Medidas Oficiales: ¿Alcanza el ATP?

MEDIDAS OFICIALES

El programa de Asistencia de Emergencia al Trabajo y a la Producción está a punto de cumplir un mes y si bien otorgó beneficios, parece no ser suficiente para hacer frente a la situación de las empresas.

Mientras la Argentina transita la tercera prórroga del aislamiento social obligatorio, sin que nadie se anime a pronosticar cuando aparecerá la luz al final del túnel, la mirada de la mayoría se vuelve ahora hacia la vapuleada economía nacional. Es lógico: superado el pánico inicial por el coronavirus y sus consecuencias para la salud de la población, ahora el miedo se traslada hacia otro aspecto de la realidad que se ha visto directamente afectado por el parate de las actividades. Con una economía que ya venía herida en sus órganos vitales, a la Argentina el virus le pegó en una de sus partes más sensibles: las pequeñas y medianas empresas, o más bien, aquellas que sacando apenas la cabeza del nivel del agua, estaban consiguiendo mantenerse a flote a duras penas.

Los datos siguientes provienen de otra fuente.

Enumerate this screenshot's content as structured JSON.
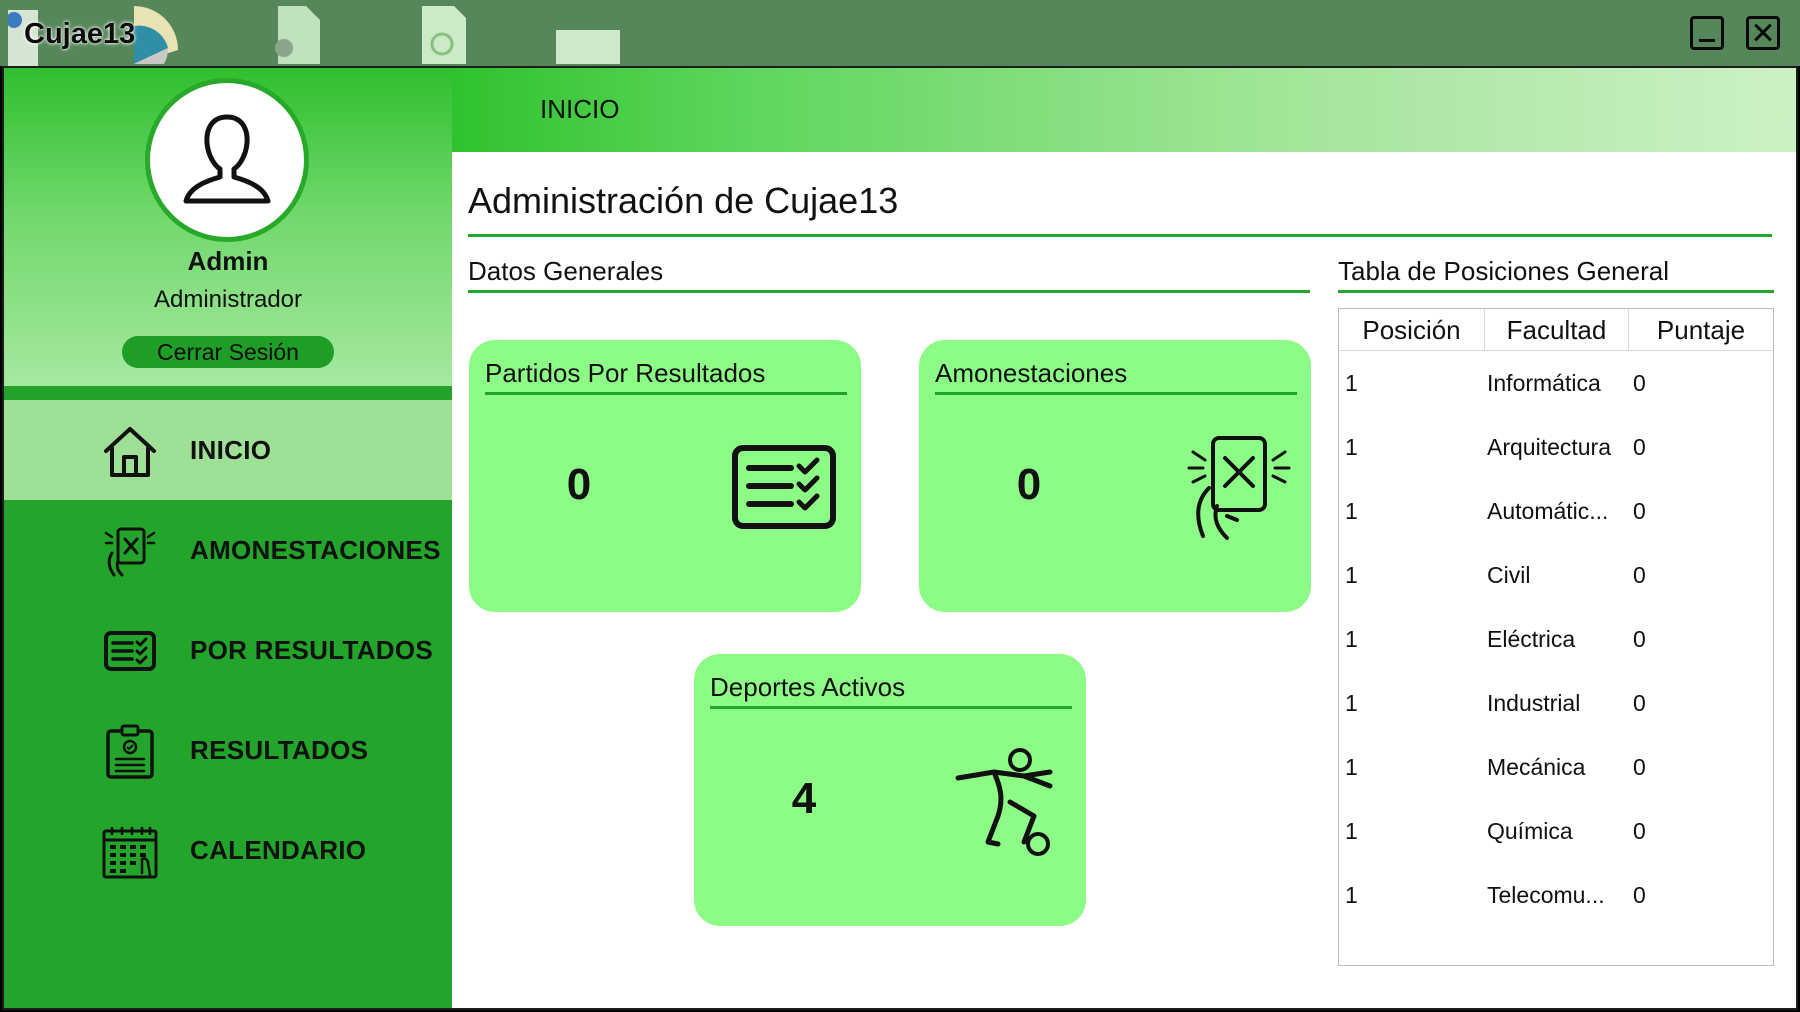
{
  "window": {
    "title": "Cujae13"
  },
  "profile": {
    "name": "Admin",
    "role": "Administrador",
    "logout_label": "Cerrar Sesión"
  },
  "sidebar": {
    "items": [
      {
        "label": "INICIO",
        "icon": "home-icon",
        "active": true
      },
      {
        "label": "AMONESTACIONES",
        "icon": "warning-card-icon",
        "active": false
      },
      {
        "label": "POR RESULTADOS",
        "icon": "checklist-icon",
        "active": false
      },
      {
        "label": "RESULTADOS",
        "icon": "clipboard-icon",
        "active": false
      },
      {
        "label": "CALENDARIO",
        "icon": "calendar-icon",
        "active": false
      }
    ]
  },
  "header": {
    "title": "INICIO"
  },
  "main": {
    "page_title": "Administración de Cujae13",
    "general_section_title": "Datos Generales",
    "standings_section_title": "Tabla de Posiciones General",
    "cards": [
      {
        "title": "Partidos Por Resultados",
        "value": "0",
        "icon": "checklist-icon"
      },
      {
        "title": "Amonestaciones",
        "value": "0",
        "icon": "warning-card-icon"
      },
      {
        "title": "Deportes Activos",
        "value": "4",
        "icon": "soccer-player-icon"
      }
    ]
  },
  "standings": {
    "columns": [
      "Posición",
      "Facultad",
      "Puntaje"
    ],
    "rows": [
      {
        "pos": "1",
        "facultad": "Informática",
        "puntaje": "0"
      },
      {
        "pos": "1",
        "facultad": "Arquitectura",
        "puntaje": "0"
      },
      {
        "pos": "1",
        "facultad": "Automátic...",
        "puntaje": "0"
      },
      {
        "pos": "1",
        "facultad": "Civil",
        "puntaje": "0"
      },
      {
        "pos": "1",
        "facultad": "Eléctrica",
        "puntaje": "0"
      },
      {
        "pos": "1",
        "facultad": "Industrial",
        "puntaje": "0"
      },
      {
        "pos": "1",
        "facultad": "Mecánica",
        "puntaje": "0"
      },
      {
        "pos": "1",
        "facultad": "Química",
        "puntaje": "0"
      },
      {
        "pos": "1",
        "facultad": "Telecomu...",
        "puntaje": "0"
      }
    ]
  },
  "colors": {
    "sidebar": "#22a52a",
    "card": "#8cfc86",
    "accent_rule": "#25a62b",
    "titlebar": "#56875a"
  }
}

El 1 de abril se conoció el decreto 332/20, que creó el Programa de Asistencia de Emergencia al Trabajo y a la Producción (ATP su sigla), para “empleadores y empleadoras, trabajadores y trabajadoras afectados por la emergencia sanitaria”. En su parte resolutiva, el decreto especifica los beneficios a obtener: postergación o reducción de hasta el 95% del pago de las contribuciones patronales al Sistema Integrado Previsional Argentino; asignación compensatoria al salario de trabajadoras y trabajadores del sector privado y un sistema integral de prestaciones por desempleo. Para acceder a estos beneficios, era preciso cumplimentar alguno de estos tres requisitos: desarrollar actividades económicas afectadas en forma crítica en las zonas geográficas donde se realizan; tener una cantidad relevante de trabajadores y trabajadoras contagiadas por el COVID 19 o en aislamiento obligatorio o dispensa laboral; observar una sustancial reducción en sus ventas con posterioridad al 12 de marzo de 2020, fecha esta establecida por el Decreto 376/2020 que modifico el Decreto 332 que además eliminó algunas restricciones originales  y agrego a los beneficios  créditos a tasa cero para monotributistas y autónomos con garantía del Estado Nacional que se hará cargo de los intereses. Recientemente, el comité de Evaluación y Monitoreo del ATP hizo recomendaciones e intrepretaciones para la aplicación de los beneficios instaurados, entre los que se destacan que para acceder a los beneficios la empresa debían haber mantenido o reducido en términos nominales sus ventas  en el periodo comprendido entre el 12/03/2019 y 12/04/2019 e igual periodo del año 2020, lo cual redujo el número de empresas a ser beneficiadas la requerir una perdida en términos reales de 33 % aproximadamente si condieramos una inflación de casi el 50 % en dicho periodo.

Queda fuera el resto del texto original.